Quando se fala em transformação digital na saúde, o debate costuma caminhar rapidamente para prontuário eletrônico, atendimento ao paciente ou apoio à decisão clínica. Mas há uma camada menos visível, e igualmente estratégica, em que a tecnologia também começa a redefinir processos: a logística.
Esse foi o eixo da conversa com José Roberto Ferraz, CEO do Grupo Elfa, no segundo episódio do Podcast Hospitalar: Estúdio Saúde Business, gravado diretamente da Hospitalar 2026. Durante a entrevista, o executivo explicou como a companhia passou a usar inteligência artificial para responder cotações, automatizar vendas e dar mais velocidade a uma operação que atende hospitais e clínicas em diferentes regiões do país.
Resultado da fusão de 22 empresas, o Grupo Elfa opera hoje com 18 centrais logísticas no Brasil.
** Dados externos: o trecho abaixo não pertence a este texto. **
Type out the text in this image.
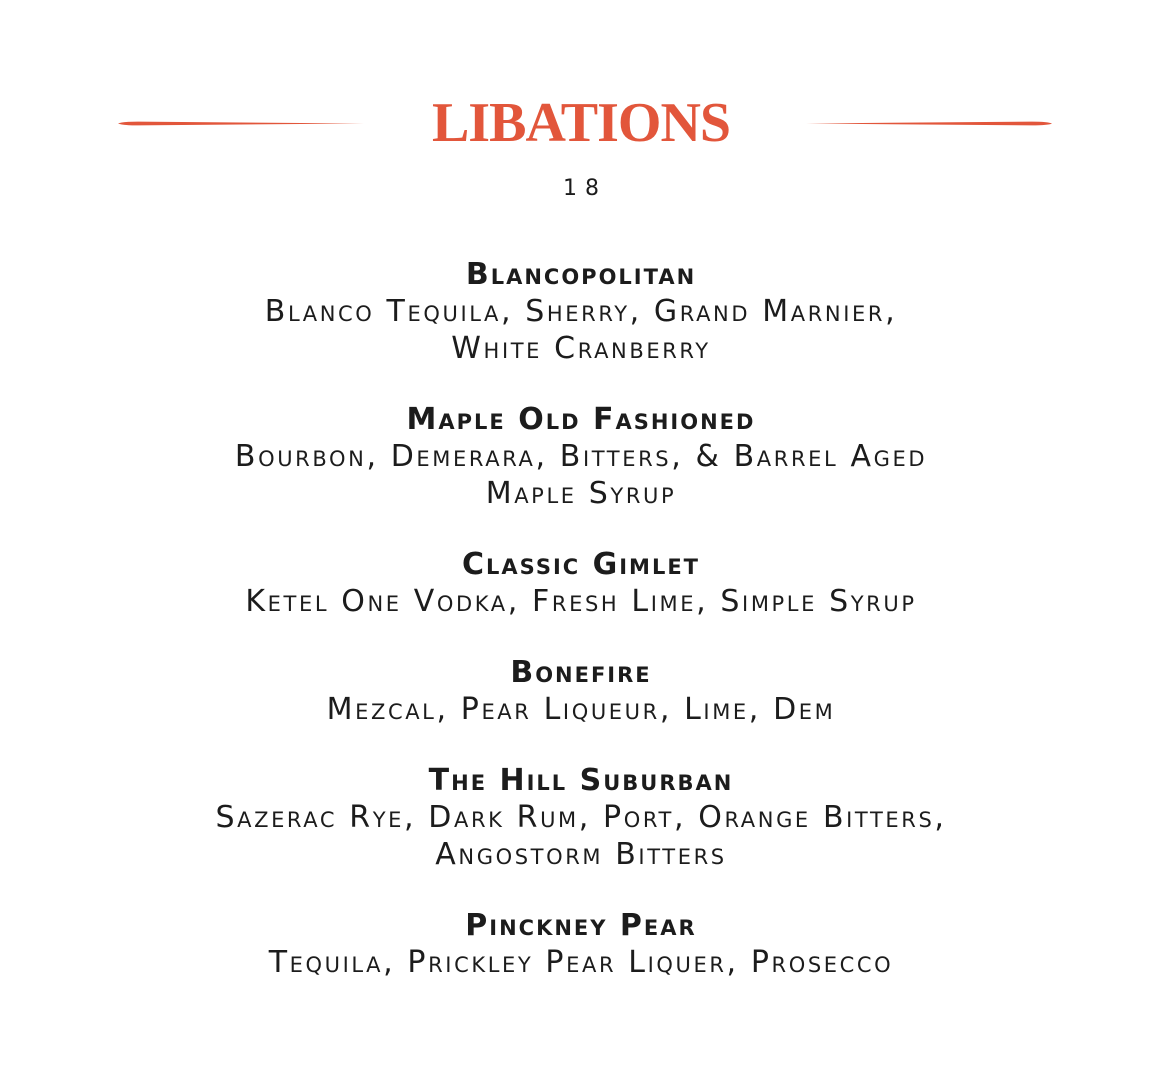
LIBATIONS
18
Blancopolitan
Blanco Tequila, Sherry, Grand Marnier,
White Cranberry
Maple Old Fashioned
Bourbon, Demerara, Bitters, & Barrel Aged
Maple Syrup
Classic Gimlet
Ketel One Vodka, Fresh Lime, Simple Syrup
Bonefire
Mezcal, Pear Liqueur, Lime, Dem
The Hill Suburban
Sazerac Rye, Dark Rum, Port, Orange Bitters,
Angostorm Bitters
Pinckney Pear
Tequila, Prickley Pear Liquer, Prosecco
Segundo Ferraz, a companhia processa cerca de 30 mil cotações por dia e realiza 60 mil entregas por mês. A escala ajuda a dimensionar o desafio: em uma cadeia em que o tempo de resposta pode impactar diretamente a disponibilidade de medicamentos, insumos e produtos hospitalares, eficiência logística também passa a ser parte da discussão sobre acesso à saúde.
Na distribuição médico-hospitalar, vender raramente começa com um pedido fechado. Antes disso, há uma etapa essencial: responder cotações enviadas por hospitais e clínicas, muitas vezes com dezenas de itens, diferentes formatos e pouca padronização.
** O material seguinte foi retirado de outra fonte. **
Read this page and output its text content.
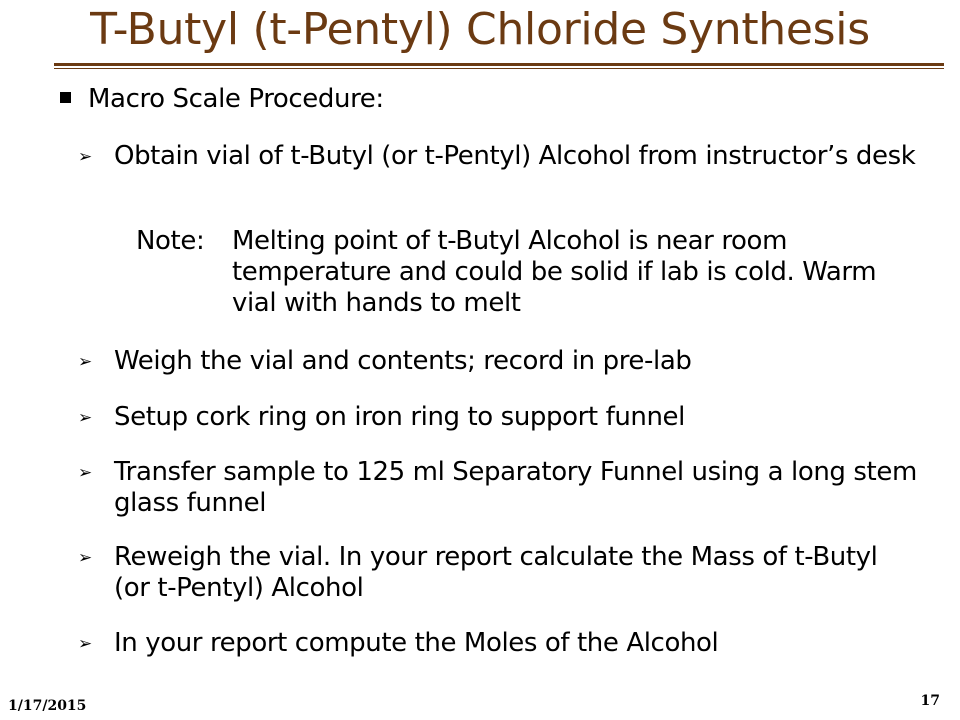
T-Butyl (t-Pentyl) Chloride Synthesis
Macro Scale Procedure:
➢ Obtain vial of t-Butyl (or t-Pentyl) Alcohol from instructor’s desk
Note: Melting point of t-Butyl Alcohol is near room temperature and could be solid if lab is cold. Warm vial with hands to melt
➢ Weigh the vial and contents; record in pre-lab
➢ Setup cork ring on iron ring to support funnel
➢ Transfer sample to 125 ml Separatory Funnel using a long stem glass funnel
➢ Reweigh the vial. In your report calculate the Mass of t-Butyl (or t-Pentyl) Alcohol
➢ In your report compute the Moles of the Alcohol
1/17/2015	17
Ferraz explicou que essas solicitações chegam por canais variados, como plataformas de compra, e-mail e WhatsApp. Podem vir em planilhas, PDFs, mensagens de texto ou com nomes de produtos escritos de formas diferentes. Em uma operação de alto volume, esse processo deixava de ser apenas administrativo e se tornava um gargalo operacional.
Foi a partir desse ponto que a empresa desenvolveu o Cotaí, solução de inteligência artificial criada para interpretar as solicitações, identificar os produtos, consultar preço, crédito do cliente e disponibilidade logística, e responder às cotações de forma automatizada.
A tecnologia levou cerca de dois anos para atingir o nível de maturidade necessário para operar em escala nacional. Segundo Ferraz, o sistema chegou a 99,99% de acuracidade e hoje já representa 15% do faturamento da companhia.